Sistem epistomologi Bayani
merupakan system yang petama kali muncul dalam pemikiran Arab dan dominan dalam
keilmuan pokok, seperti: filologi, yurisprudensi, fikih, kalam dan bahasa. Sitem
ini merupakan kombinsi dari berbagai aturan untuk menafsirkan sebuah wacana
sekaligus menentukan berbagai prasyarat pembentukan wacana. Konsepsi dasarnya
adalah mengkombinasikan metode fikih yang dikembangkan al-Syafi’i dengan metode
retorika yang dikembangkan al-Jaiz.
Upaya diatas akhirnya
menghasilkan teori pengetahuan Bayani dalam semua tingkat pengetahuan. Pada
level logika, teori tersebut diarahkan oleh konsep indikasi yang berpengaruh
pada gaya bahasa. Pada level materi pengetahuan yang tersusun dari Al-Qur’an,
hadits, gramatika, fikih, puisi, serta prosa Arab, pada level ideologis, sebab
kekuatan otoritatif yang menentukan dibalik berbagai tingkatan ini adalah dogma
Islam. Sejak semula telah berlaku larangan untuk menyamakan antara pengetahuan
dengan keimanan terhadap Allah. Manusia dianggap
makhluk yang diberkat dengan kapasitas bayaninya.
Epistomologi Bayani lebih
mengandalkan pada otoritas teks, baik berupa wahyu maupun hasil pemikiran
keagamaan yang ditulis ulama terdahulu. Pendekatan dalam nalar bayani adalah
lighawiyah.
Pola pemikiran Bayani berlaku
untuk disiplin ilmu seperti Fikih, studi gramatika,, filologi, dan kalam. Prinsip
yang dipegang adalah infisal (diskontinu), tajwiz (tidak ada hukum Kausalitas)

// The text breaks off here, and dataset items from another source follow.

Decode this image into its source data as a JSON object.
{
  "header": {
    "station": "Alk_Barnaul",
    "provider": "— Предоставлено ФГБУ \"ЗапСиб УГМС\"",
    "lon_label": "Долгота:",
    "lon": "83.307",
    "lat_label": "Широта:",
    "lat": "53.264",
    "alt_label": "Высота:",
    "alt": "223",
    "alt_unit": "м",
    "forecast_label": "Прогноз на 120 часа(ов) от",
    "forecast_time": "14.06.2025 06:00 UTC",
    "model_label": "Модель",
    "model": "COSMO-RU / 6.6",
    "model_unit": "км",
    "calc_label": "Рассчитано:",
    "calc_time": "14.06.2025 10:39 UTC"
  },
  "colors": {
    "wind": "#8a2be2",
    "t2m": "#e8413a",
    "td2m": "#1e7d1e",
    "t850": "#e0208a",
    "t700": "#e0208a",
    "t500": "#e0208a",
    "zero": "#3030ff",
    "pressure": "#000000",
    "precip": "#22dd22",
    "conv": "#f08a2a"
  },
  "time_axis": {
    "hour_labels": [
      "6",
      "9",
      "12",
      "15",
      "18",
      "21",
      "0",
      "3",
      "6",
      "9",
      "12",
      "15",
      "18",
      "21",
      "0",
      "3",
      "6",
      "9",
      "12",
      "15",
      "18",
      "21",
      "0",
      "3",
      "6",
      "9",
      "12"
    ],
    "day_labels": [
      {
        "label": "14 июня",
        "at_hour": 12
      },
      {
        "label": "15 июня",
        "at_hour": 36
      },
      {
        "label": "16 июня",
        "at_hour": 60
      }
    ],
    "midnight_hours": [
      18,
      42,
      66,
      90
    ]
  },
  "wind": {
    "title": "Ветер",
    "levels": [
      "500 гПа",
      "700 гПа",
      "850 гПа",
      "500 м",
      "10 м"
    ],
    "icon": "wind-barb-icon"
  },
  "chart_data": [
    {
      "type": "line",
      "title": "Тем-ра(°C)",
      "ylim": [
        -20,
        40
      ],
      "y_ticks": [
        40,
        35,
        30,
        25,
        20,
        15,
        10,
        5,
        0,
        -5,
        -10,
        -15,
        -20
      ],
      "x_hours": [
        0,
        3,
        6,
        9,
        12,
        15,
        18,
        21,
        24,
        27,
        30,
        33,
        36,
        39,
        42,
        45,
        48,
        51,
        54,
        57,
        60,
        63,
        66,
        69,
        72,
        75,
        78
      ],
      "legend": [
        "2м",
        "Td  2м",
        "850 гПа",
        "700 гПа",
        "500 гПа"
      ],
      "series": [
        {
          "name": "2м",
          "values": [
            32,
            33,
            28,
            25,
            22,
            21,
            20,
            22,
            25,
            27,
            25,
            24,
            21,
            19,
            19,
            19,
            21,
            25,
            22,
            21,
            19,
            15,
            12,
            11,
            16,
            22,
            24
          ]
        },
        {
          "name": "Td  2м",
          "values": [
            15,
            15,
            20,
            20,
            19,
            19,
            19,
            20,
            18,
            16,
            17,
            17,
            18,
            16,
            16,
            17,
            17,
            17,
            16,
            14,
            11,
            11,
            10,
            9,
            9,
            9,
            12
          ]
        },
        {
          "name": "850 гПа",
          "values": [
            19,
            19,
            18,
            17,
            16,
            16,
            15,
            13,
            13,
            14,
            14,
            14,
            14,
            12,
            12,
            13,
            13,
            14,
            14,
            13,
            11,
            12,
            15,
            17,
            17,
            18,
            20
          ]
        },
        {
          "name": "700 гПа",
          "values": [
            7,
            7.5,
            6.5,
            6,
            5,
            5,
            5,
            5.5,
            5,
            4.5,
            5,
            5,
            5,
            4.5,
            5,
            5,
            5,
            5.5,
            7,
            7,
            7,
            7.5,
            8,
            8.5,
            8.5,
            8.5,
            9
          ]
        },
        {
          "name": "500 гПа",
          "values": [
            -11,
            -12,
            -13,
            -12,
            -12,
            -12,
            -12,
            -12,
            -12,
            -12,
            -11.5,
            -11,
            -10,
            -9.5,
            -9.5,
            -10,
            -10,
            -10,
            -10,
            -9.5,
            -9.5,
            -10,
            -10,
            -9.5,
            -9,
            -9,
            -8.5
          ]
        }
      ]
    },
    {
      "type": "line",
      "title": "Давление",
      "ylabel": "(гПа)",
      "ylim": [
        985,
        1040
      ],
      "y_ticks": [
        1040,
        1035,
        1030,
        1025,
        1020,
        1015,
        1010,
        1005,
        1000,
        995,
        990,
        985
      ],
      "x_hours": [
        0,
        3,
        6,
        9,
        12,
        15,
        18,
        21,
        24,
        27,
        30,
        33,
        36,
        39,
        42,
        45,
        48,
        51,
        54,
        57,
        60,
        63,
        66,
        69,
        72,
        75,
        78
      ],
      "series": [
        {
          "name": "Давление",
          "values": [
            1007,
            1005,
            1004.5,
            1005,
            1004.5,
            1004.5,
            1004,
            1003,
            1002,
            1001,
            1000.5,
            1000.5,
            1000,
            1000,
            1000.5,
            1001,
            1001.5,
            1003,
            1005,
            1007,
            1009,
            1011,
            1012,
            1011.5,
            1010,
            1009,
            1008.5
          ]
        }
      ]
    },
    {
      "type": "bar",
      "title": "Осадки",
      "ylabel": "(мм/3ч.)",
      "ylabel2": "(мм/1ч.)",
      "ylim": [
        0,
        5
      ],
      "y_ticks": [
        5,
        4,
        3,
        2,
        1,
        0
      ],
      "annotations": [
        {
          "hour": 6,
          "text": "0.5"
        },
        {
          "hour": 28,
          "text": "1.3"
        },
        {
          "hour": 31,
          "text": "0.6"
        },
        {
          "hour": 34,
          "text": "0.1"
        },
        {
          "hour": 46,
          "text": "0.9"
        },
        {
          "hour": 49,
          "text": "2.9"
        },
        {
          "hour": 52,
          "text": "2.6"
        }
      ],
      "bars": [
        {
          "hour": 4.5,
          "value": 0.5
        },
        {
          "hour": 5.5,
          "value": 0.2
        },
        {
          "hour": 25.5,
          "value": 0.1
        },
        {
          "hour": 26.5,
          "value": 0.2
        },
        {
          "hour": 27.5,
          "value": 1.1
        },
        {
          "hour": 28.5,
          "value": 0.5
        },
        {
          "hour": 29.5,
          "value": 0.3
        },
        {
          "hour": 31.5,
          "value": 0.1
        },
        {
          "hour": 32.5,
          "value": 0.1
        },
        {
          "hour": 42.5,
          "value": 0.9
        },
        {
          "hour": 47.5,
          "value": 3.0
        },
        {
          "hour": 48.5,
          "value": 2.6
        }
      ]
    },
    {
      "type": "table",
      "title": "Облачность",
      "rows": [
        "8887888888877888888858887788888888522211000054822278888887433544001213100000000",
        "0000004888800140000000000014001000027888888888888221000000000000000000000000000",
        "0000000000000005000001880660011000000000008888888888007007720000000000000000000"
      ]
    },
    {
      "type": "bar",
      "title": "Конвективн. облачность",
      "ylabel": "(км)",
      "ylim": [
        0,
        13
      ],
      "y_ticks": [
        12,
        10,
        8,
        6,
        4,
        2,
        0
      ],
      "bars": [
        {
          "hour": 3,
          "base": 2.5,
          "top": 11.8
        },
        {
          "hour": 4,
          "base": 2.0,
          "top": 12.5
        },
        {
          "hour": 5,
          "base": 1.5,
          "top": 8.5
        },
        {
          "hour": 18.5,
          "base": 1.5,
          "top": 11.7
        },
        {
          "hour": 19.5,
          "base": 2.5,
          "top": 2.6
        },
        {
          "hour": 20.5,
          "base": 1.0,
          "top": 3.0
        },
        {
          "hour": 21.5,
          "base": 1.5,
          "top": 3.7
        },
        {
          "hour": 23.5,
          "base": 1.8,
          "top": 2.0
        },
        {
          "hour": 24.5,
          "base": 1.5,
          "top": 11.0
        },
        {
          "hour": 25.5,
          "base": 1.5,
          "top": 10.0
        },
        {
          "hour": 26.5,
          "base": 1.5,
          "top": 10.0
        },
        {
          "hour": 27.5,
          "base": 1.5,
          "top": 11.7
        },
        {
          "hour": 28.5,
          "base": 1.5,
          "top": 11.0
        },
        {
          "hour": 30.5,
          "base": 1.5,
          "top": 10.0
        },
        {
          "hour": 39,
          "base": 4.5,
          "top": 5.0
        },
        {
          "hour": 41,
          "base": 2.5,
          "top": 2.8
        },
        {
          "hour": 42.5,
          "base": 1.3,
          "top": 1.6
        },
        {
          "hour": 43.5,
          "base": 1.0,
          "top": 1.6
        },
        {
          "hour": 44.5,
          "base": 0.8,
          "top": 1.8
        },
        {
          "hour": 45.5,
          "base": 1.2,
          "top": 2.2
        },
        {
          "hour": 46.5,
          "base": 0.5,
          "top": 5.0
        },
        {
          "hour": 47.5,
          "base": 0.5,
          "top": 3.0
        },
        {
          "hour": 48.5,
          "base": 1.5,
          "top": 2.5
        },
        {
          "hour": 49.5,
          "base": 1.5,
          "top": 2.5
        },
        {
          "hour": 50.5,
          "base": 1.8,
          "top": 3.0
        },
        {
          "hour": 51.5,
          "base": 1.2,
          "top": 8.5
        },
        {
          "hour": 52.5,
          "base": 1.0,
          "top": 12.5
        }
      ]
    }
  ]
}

dan muqarabah ( kedekatan dengan teks). Dalam keilmuan fikih menggunakan qiyas
al-‘illah sementara Kalam menggunakan qiyas al-dalalah.
Dalam model Bayani, akal
berfungsi sebagai pengatur hawa nafsu. Otoritas ada pada teks sehingga hasil
pemikiran apapun tidak boleh bertentangan dengan teks. Yang dijadikan tolak
ukur adalah adanya keserupaan antara teks dengan realitas.
Menurut al-Jabiri, bayani
mendominasi dalam tradisi keilmuan di lingkungan lembaga pendidikan Islam. Sebab
ada kecenderungan dijadikan hasil pemikiran keagamaan sebagai pijakan utama.
Kelemahan nalar epistemology bayani menurut Amin Abdullah yaitu, harus
berhadapan dengan teks-teks keagamaan yang dimiliki komunitas atau masyarakat
yang beragama lain. Corak ini cenderung mengambil sikap mental yang bersifat dogmatic, karena fungsi
akal hanya mengkukuhkan dan membenarkan otoritas teks. Padahal sering terjadi
perbedaan antara teks dan pelaksanaannya.
2.
RUMPUN
BURHANI
Sumber pengetahuan dalam burhani
adalh realitas baik dari alam, social, dan humanities. Sering disebut sabagai
al-‘Ilm al-husuli, yaitu ilmu yang disususn lewat premis logika atau al-mantiq. Peran akal sangat besar karena diarahkan
untuk mencari sebab akibat.
Pendekatan dalam nalar ini adalah
filosofis dan saintik. Nalar ini lebih menekankan pemberian argument dan alternative
pemecahan berbagai fenomena empiric. Fenomena
social dan alam tidak hanya sekedar
diterima sebagai hukum sunatullah tetapi menuntut kretifitas manusiauntuk
merenungkan tujuan penciptaan tersebut. Diperlukan pemikir yang berteologi
qadariyah dengan pandangan yang bebas, kreatif dan tanggung jawab dan kritis. Cirri
orang dengan nalar kritis adalh, mempunyai kesadaran tentang problem yang ada
disekitarnya dan aktif memberikan alternative pemecahan. Epistemologi burhani
juga menuntut orang untuk mampu membuat abstraksi dari berbagai fenomena yang
dibaca. Jenis argument yang ada dalam nalar burhani adalah demonstrative. Nalar ini dipenuhi argument yang
bersifat pembuktian, deskripsi, dan elaborasi tentang sesuatu..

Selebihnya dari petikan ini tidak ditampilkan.